Rode ginseng (Panax ginseng C.A. Meyer) komt oorspronkelijk uit Noordoost-China en Korea. In de landen van herkomst wordt de plant al eeuwenlang zeer gewaardeerd en in de Chinese traditie ook wel een krachtwortel genoemd. Door de grote vraag over de hele wereld is de echte Koreaanse Panax bijna uitgestorven in het wild en wordt hij voornamelijk gekweekt.
Er wordt voornamelijk gebruik gemaakt van de wortels van de ginseng, die al vele jaren worden gekweekt en een bijzonder groot aantal speciale saponinen bevatten.
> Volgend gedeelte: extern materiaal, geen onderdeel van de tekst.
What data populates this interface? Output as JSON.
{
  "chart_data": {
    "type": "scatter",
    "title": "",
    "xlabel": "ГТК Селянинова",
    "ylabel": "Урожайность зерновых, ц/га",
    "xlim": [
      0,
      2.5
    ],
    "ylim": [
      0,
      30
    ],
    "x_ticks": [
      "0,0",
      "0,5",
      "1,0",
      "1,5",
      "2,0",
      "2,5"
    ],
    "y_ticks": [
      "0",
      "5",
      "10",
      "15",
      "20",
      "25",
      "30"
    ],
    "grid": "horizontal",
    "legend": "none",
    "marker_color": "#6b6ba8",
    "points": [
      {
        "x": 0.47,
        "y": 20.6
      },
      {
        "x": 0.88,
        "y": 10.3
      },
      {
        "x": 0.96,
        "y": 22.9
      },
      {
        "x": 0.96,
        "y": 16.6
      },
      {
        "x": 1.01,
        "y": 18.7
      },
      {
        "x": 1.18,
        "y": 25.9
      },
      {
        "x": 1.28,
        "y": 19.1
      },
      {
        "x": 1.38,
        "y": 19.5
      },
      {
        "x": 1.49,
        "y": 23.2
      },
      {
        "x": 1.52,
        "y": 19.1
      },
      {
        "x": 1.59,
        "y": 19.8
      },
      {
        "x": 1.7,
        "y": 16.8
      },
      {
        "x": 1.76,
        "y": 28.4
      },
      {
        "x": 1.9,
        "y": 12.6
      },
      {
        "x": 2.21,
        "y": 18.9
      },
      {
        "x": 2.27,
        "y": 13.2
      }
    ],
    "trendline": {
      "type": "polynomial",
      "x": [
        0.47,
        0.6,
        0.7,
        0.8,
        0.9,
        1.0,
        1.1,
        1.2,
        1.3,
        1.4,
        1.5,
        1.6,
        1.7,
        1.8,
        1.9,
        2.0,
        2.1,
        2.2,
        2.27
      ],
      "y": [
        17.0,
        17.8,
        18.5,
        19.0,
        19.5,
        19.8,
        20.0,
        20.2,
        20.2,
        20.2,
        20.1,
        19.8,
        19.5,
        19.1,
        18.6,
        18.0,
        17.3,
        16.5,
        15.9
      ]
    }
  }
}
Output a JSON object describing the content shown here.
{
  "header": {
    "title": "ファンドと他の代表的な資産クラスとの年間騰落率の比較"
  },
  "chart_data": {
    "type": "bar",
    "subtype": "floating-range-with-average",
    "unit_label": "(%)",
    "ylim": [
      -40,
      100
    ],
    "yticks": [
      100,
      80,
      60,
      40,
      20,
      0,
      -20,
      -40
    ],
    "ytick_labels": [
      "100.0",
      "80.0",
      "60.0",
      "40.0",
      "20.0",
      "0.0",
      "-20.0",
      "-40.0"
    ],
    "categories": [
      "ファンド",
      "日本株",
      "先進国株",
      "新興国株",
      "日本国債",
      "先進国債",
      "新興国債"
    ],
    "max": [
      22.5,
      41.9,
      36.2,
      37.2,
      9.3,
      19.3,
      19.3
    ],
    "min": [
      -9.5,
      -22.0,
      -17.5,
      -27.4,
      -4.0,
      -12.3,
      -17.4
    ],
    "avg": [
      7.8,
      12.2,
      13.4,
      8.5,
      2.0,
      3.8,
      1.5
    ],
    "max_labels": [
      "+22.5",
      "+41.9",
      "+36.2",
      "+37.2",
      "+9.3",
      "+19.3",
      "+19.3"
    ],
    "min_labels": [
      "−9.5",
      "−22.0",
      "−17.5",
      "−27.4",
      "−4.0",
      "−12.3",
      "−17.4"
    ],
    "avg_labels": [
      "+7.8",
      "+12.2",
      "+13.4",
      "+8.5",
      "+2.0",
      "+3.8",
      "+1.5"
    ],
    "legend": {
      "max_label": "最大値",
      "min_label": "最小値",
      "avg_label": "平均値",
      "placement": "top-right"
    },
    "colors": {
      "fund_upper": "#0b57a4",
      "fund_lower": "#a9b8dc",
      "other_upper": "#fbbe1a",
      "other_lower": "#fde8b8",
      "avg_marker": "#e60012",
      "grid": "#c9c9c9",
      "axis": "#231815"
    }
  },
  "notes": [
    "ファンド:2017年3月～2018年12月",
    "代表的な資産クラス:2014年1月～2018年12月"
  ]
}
Deze speciale saponinen worden ook wel ginsenosiden genoemd en kunnen verder worden onderverdeeld op basis van hun chemische structuur: bijvoorbeeld in de ginsenosiden Rg1, Rb1 en Rg3.
Rode en witte ginseng komen van dezelfde plant, de echte Panax ginseng C.A. Meyer. Het verschil zit hem in de verwerking van de wortels na de oogst. De wortels van de Panax worden na de oogst met stoom behandeld om de waardevolle bestanddelen te behouden. Door de stoombehandeling wordt de wortel rood, krijgt hij meer weerstand en blijven de ingrediënten behouden. Bovendien zet deze waterdampbehandeling bepaalde stoffen om en produceert andere waardevolle stoffen die er voorheen niet in zaten.
De rode ginseng wordt verder verwerkt door een gepatenteerd fermentatieproces met waardevolle enzymen, vitamine C en bifidobacteriën. Dit is de enige manier om de zeer actieve ginsenoside Compoud K te produceren. Slechts ongeveer 37% van de mensen is in staat om ginsenosiden om te zetten in hun actieve vormen Compoud K en Rh2. Fermentatie verbetert ook de opname van de biologisch actieve ingrediënten vele malen.